EVANSTON, Ill. — Researchers at the electrical and computer engineering department of Northwestern University have received a $2 million grant from the Defense Advanced Research Projects Agency (Darpa) to develop new techniques for minimizing the power consumption of computer systems.

Motorola Inc. and Cadence Design Systems Inc. are partners in the research, and will have access to the findings.

The power consumption of processors and peripherals is a major concern in portable equipment like cellular handsets, laptops, palmtops and two-way radios, said Prith Banerjee, the Northwestern professor who will head the project. But in recent years power-vs.-performance trade-offs have also applied to servers and mainframes, he said, because of concerns about electric-power costs, he said.
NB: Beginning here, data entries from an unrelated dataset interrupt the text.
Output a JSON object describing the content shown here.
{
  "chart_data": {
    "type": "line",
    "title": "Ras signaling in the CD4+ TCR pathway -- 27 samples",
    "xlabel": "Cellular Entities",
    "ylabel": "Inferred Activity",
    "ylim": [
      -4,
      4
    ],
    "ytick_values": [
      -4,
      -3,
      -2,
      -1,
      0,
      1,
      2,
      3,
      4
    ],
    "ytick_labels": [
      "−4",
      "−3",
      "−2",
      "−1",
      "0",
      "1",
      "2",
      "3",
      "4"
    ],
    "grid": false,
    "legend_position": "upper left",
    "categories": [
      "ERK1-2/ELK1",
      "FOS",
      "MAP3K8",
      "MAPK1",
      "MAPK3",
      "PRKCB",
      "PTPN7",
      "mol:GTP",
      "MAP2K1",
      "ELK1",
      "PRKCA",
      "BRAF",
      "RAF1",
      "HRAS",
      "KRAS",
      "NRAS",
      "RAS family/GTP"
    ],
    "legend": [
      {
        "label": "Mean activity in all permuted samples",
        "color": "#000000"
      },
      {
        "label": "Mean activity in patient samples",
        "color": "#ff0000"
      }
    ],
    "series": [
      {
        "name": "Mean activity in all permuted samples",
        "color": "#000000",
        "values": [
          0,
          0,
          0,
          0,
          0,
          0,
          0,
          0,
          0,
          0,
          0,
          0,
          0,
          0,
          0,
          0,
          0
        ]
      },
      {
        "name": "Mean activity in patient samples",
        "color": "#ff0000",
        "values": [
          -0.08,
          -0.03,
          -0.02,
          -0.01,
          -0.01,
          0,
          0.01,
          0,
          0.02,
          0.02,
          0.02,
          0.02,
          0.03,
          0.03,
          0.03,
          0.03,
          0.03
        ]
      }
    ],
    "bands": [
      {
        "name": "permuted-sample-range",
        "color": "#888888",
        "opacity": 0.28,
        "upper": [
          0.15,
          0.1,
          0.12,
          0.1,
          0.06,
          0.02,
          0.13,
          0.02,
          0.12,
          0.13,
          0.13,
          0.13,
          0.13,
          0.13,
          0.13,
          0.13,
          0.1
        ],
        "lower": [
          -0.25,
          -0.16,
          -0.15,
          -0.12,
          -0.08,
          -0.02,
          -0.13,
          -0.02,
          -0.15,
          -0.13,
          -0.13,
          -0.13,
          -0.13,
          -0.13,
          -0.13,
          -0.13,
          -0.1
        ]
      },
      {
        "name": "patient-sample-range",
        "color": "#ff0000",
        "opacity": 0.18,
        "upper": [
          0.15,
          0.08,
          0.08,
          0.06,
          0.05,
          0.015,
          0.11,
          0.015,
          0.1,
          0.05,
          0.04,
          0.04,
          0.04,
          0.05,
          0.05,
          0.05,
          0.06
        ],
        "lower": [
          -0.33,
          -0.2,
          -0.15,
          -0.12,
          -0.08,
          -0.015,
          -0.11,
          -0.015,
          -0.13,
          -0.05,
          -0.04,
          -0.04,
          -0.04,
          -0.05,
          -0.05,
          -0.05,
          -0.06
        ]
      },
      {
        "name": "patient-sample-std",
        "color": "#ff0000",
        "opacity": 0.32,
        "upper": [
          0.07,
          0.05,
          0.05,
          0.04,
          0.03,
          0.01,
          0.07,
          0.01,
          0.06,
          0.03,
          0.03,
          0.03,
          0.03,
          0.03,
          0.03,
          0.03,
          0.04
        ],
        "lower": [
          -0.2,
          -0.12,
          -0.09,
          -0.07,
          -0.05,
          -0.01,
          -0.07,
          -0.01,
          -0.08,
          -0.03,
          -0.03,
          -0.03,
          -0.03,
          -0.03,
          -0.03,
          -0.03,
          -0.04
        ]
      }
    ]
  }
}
Military applications and platforms — of special interest to Darpa — have an urgent, growing need for power-efficient computing and communications. Power efficiency, in Darpa's view, would let existing platforms perform new missions and extend their mission time lines — sometimes dramatically.

Called Pact, for "power-aware architecture and compilation techniques," the Northwestern project will develop power-savvy architectural schemes along with associated compilers and CAD tools. The goal is to take applications written in the C programming language and generate power- and performance-efficient code for embedded computing systems utilizing power-aware architectural techniques, Banerjee said.

The Pact project proposes a cross-coupling of computer architectures and compilers with the idea of minimizing power consumption. The traditional goal is to reduce the number of clock cycles a processor goes through, and the amount of work accomplished with each cycle, said Banerjee. But additional power savings could be found by coupling the computer architecture to the capabilities of the compiler, and vice versa.

The Pact team — which includes Majid Sarrafzadeh, Alok Choudhary, Andreas Moshovos, Horace Yuen and 10 Northwestern graduate students — hopes to develop technologies that can reduce the total energy consumption in specific applications by factors of 10 to 100 over conventional, non-power-aware architectures.

Banked caches and memory hierarchies, clock gating, voltage and frequency scaling and information encoding are the best places to look for architectural-level power savings, Banerjee said. Power-aware compilation techniques, similarly, will examine automated mapping and scheduling of various library functions.

The project is scheduled to last until Sept. 30, 2003.